Greetings everybody,
I will here list some ideas of projects that I could possibly work on in the foreseeable future – not that anybody would care.
* My Squidlede book project. Though I am still brainstorming terrestrial cephalopod ideas, my conviction is that they will converge towards a tetrapod bodyplan. Since I am possibly Nemo Ramjet's biggest fan, I tie in the story of All Tomorrows with my own project, and tweaking the timeline a little bit to accommodate the existence of a cephalopod civilization in my story – in the original story, there was no intelligence left on Earth (Nemo Ramjet, if you have a problem with all this, please let me know, but remember that I will always credit you).
* My series of short stories about different planets in the Milky Way 1 billion years in the future, "The Lost Worlds," my first piece for which was a revisitation of one of old, abandoned projects, "Anthropomundus," to which I rename Hominimundus. It does not go much into depth the natural history of the planet, and only explains some of the major evolutionary breakthroughs, important events, and the brief presence of sophontic life before it destroyed itself, and then gliding over the subsequent events to fast-forward to the billionth year from now. But I digress. Currently, I am working on another "lost world," whose native intelligence are in many respects hypertrophied acorn worms.
* A complete renovation of my old Anthropomundus project. Originally, my ridiculously-named, embryo-like posthuman was designed to test old friend Will Snyder's assertion that reducing a human to the microscopic level was "a near-impossibility" (he probably knew this subconsciously). Then I had the idea of creating a wide range of descendants from this creature. If one reads my recent piece on Hominimundus (the planet's new name), major changes have been made even to the progenitor creature.

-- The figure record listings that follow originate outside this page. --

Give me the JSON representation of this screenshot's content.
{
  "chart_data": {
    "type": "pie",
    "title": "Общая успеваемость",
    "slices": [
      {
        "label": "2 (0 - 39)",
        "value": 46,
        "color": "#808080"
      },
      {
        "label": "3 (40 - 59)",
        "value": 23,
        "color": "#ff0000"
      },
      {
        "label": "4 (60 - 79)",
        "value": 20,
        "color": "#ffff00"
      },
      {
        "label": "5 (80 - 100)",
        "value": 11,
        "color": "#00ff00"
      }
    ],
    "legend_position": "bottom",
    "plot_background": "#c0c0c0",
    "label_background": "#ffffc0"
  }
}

* Based on the idea that the Universe we live in may be in fact a simulation ran by hyper-advanced beings, I have this idea floating in my head of a story where such beings, living in the same Universe we do, build hypercomputers powered by fusion reactors that run a series of virtual universes. Some of these are fantasy ones, populated by the creations of whoever runs them – who, incidentally, also evolve as actual life does when left alone. Such individuals get their ideas from across the Universe, present and past – the latter being enabled by time-viewing technologies. Given that I want a make a fantastic world of sophontic animals that is extremely unlikely to naturally evolve, I think having it as like-life virtual simulation (with a varying degree of tampering by one of the 'gods') would be the best conceivable way this could happen.